Alice kommt vorbei, wir sitzen im halbaufgeräumten Garten und sie erzählt mir von ihrer Arbeit als Kunsttherapeutin mit geistig behinderten und psychisch kranken Erwachsenen – „differently abled“ heisst hier der politisch korrekte Begriff. Sie erzählt von Marlon, der sie jede Woche von Neuem fragt, woher sie seinen Namen wisse. „Wir haben uns letzte Woche schon gesehen, Marlon.“ Er schaut sie dann kokett von unten heraus an, mit diesem Blick, der sagt: „Du willst mich wohl verarschen?“ Und dann will er wissen, ob sie das Bild gemalt habe, das gerade unter seinem Pinsel entsteht. „Nein“, sagt Alice dann. „Das hast du gemalt, Marlon.“ Und er, wieder mit diesem Blick:  „Ach waaaaaaaas!! Erzääähl mir doch nichts!!!“ Alice versuchte alles, hielt seine Hand mit dem Pinsel fest, von dem noch die Farbe tropfte, sie zeigte ihm seinen Namen auf dem Blatt, nichts konnte ihn überzeugen.
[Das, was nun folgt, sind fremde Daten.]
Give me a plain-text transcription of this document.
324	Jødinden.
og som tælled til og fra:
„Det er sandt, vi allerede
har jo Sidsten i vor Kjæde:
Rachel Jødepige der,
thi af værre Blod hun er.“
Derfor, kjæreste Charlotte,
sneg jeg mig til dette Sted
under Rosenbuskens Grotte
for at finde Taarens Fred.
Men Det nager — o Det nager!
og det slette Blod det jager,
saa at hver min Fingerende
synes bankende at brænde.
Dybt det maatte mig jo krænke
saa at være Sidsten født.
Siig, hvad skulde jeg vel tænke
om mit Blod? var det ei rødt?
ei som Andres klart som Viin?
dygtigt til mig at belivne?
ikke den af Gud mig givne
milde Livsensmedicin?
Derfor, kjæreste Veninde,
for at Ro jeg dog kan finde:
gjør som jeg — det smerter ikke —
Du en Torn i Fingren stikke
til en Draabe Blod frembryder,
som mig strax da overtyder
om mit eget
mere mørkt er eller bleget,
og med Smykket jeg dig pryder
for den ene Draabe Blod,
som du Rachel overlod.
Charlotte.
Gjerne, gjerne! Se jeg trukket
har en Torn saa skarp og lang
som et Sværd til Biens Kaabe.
Und so sagte sie eines Tages sagte sie einfach: „Ja, das hab ich gemalt, gefällt es dir?“ Und Marlon, mit demselben koketten Seitenblick wie immer: „Ach waaaaaas!!! Erzääääähl mir doch nichts!“

Erzähl mir nichts. Mir kannst du nichts erzählen. Ich habe alles schon selber erzählt. Kommt es darauf an, wer das Bild gemalt hat? Wem der Garten gehört?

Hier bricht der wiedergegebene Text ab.